Refused connection after computer restart (to be confirmed)

I’m not sure if the current problem I’m getting is related to this nvcc, but I have been getting an error that is similarly discussed here: Refused connection after computer restart

I’m able to restart the job by deleting the file and restarting cryosparc, but this also means that my job has been cut off in the middle (about 5k-4k incomplete micrograph, about 2k completed) twice in the last three days.
(every time I come back to work the next day)

Why does this occurs? and how do I prevent this so my job can be completed?

As a reference, we also have a second computer with older version of cryosparc running on another job, and it has been working fine.

Please can you provide additional information:

  • the job type for which the error occurred
  • description of the error
  • the name of the file deleted
  • did a computer restart occur (as in the related topic)
    • did the computer shutdown and reboot spontaneously or
    • was the computer restarted manually (if so, how and why)
  • if a computer restart did not occur, please email us the job report

Sorry for the reply delays,
The job was “Patch Motion Correction”
file deleted name: “cryosparc-supervisor-56b93a0fbe8d80f91a710e9ca648d345.sock”

There was no restart occuring or shutdown or reboot.
I sent the job report via email. (1micrograph incomplete after another restart after deleting the .sock file)

@stjiafle I noticed that you more recently posted other questions on the forum. Are still concerned about this particular question?

No, I’m able to regularly solve this by removing the tmp .sock file, and so far there has not been any job that been interrupted ever since.

Manual removal of the file should be necessary only under rare circumstances, such as a “disorderly” system shutdown, and otherwise be avoided.
Otherwise, following a “regular”
cryosparcm stop (without system reboot), one should check for orphaned CryoSPARC-related processes with (run under same Linux account as CryoSPARC processes)

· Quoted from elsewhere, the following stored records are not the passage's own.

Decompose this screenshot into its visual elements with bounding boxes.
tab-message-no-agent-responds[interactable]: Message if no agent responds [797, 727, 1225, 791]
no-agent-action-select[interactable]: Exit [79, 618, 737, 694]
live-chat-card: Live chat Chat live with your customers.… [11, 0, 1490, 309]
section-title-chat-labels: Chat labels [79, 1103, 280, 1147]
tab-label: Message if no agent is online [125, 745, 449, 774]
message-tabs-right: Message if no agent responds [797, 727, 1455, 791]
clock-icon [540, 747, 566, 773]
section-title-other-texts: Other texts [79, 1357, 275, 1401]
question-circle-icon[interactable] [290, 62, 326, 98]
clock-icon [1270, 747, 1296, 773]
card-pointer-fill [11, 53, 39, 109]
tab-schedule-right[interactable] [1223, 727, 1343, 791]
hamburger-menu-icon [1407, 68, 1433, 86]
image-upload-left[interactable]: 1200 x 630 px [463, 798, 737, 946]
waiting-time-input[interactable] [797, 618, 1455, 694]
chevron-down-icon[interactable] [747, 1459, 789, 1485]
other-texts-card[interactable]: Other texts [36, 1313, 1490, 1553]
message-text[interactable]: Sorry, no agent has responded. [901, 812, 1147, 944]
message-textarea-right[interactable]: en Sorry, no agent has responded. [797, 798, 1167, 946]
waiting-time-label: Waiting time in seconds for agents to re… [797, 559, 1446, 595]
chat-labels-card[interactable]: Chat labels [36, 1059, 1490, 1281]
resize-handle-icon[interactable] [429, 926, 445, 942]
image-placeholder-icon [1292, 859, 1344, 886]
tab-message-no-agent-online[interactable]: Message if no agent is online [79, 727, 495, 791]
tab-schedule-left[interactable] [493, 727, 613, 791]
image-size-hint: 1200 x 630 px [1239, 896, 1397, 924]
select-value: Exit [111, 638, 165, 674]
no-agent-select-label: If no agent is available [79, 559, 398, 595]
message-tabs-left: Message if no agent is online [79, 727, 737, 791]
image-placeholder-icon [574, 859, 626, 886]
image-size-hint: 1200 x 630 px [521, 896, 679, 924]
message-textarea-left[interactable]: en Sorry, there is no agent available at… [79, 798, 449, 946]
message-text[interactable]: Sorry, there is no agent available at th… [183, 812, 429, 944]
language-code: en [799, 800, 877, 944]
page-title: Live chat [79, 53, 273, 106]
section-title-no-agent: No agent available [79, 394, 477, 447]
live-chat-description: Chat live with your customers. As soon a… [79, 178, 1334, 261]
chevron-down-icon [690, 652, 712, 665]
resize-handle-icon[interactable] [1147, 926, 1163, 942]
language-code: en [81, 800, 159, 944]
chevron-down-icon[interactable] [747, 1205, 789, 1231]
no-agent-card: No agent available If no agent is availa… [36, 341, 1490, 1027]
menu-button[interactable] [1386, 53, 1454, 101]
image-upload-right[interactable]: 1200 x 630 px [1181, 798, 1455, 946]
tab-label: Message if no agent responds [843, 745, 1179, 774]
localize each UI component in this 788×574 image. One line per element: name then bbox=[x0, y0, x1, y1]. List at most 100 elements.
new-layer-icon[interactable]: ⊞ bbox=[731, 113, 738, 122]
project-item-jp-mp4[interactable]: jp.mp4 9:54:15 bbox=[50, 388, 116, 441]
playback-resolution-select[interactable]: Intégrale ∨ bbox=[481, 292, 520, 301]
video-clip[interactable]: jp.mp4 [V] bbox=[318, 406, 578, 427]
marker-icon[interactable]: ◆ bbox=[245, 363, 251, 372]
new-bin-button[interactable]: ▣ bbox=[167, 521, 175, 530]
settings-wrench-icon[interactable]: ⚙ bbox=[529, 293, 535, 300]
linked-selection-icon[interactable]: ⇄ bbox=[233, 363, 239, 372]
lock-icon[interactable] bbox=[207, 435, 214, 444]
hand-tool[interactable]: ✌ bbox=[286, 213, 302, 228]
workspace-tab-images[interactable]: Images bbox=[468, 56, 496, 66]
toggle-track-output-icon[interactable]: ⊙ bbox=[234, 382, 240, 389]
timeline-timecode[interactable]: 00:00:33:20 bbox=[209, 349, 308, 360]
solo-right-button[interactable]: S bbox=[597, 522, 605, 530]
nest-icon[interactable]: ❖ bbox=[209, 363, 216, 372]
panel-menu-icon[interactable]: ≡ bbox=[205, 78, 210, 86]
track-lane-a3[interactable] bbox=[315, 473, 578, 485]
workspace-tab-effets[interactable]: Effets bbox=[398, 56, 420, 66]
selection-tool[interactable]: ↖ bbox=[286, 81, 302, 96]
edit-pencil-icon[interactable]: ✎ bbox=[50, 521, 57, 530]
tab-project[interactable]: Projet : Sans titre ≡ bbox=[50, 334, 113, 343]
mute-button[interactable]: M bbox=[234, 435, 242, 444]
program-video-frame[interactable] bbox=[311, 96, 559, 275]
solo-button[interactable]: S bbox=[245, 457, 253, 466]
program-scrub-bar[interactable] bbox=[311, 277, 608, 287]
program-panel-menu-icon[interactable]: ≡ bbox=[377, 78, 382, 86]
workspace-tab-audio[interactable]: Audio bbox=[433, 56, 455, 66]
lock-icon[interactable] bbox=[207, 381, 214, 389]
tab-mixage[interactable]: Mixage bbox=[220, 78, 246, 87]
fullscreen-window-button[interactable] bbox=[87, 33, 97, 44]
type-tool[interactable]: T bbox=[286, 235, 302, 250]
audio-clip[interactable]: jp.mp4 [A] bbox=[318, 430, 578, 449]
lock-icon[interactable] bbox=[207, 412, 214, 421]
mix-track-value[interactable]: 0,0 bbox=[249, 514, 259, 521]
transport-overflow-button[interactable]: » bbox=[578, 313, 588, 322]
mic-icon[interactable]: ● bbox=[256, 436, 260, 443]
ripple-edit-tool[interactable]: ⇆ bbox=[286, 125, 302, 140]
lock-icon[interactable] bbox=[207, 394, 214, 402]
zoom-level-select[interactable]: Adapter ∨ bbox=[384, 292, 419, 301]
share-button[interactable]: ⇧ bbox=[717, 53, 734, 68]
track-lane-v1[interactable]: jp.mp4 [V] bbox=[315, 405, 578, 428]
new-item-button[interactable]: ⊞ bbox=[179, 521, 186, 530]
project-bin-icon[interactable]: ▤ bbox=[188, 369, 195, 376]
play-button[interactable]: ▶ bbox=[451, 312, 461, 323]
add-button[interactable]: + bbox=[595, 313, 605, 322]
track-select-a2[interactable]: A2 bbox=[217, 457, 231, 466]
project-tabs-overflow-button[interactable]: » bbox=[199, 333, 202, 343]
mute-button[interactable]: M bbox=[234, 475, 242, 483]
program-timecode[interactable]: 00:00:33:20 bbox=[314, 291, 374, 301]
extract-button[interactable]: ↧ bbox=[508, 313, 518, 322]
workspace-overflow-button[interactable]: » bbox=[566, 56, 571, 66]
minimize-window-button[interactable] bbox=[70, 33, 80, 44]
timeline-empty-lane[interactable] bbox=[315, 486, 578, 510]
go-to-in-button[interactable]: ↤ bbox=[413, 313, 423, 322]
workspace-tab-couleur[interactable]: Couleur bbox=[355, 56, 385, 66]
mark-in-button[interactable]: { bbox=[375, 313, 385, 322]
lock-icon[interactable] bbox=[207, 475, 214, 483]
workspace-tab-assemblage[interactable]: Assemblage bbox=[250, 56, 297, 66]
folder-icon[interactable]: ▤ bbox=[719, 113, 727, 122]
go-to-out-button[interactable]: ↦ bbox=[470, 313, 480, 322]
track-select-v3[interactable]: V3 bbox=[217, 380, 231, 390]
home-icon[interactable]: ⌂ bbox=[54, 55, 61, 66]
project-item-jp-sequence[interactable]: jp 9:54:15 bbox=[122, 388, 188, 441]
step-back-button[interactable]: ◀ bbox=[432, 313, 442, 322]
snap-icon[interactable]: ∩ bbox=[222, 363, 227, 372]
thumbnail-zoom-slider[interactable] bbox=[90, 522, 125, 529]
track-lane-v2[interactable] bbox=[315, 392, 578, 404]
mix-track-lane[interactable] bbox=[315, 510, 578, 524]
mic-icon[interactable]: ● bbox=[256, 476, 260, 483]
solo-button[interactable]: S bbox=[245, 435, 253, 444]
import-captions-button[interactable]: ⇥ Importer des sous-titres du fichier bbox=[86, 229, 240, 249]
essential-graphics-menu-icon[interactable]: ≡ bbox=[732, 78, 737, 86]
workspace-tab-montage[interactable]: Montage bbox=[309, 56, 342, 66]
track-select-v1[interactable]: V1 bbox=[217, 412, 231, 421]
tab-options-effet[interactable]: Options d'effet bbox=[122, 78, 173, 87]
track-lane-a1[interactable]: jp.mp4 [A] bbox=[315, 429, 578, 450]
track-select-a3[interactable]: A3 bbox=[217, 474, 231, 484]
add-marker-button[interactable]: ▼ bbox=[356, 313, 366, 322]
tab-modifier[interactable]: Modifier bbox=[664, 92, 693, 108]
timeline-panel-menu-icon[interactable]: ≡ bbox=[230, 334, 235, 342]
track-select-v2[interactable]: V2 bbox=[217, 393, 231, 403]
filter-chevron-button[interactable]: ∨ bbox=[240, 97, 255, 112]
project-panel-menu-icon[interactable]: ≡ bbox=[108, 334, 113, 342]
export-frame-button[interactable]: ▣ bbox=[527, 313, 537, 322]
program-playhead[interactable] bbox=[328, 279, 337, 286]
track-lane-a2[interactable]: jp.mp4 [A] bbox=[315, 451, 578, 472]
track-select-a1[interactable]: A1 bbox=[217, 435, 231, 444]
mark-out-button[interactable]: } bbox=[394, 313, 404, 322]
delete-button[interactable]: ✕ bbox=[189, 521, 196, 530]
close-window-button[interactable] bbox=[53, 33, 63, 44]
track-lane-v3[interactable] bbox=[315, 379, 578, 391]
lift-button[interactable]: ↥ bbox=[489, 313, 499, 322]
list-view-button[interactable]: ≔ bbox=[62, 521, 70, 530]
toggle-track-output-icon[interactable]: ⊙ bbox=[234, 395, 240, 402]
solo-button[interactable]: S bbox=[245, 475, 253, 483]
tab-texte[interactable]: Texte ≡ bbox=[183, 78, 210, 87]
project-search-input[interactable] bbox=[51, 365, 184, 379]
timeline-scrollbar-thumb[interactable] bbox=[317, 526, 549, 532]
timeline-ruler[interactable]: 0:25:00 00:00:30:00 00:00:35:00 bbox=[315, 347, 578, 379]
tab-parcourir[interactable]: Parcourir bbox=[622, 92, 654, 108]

ps xww | grep -e cryosparc -e mongo

and kill, but not kill -9, relevant processes. After kill, the CryoSPARC-related supervisord process may take some 10 seconds to exit, but the related sock file should be automatically deleted in the process.

Ok, thank you.
I will try this the next time it happen, as far as cryosparcm stop and cryosparcm restart usually gives me the same error message, but next time I will try to find the related process first and kill it.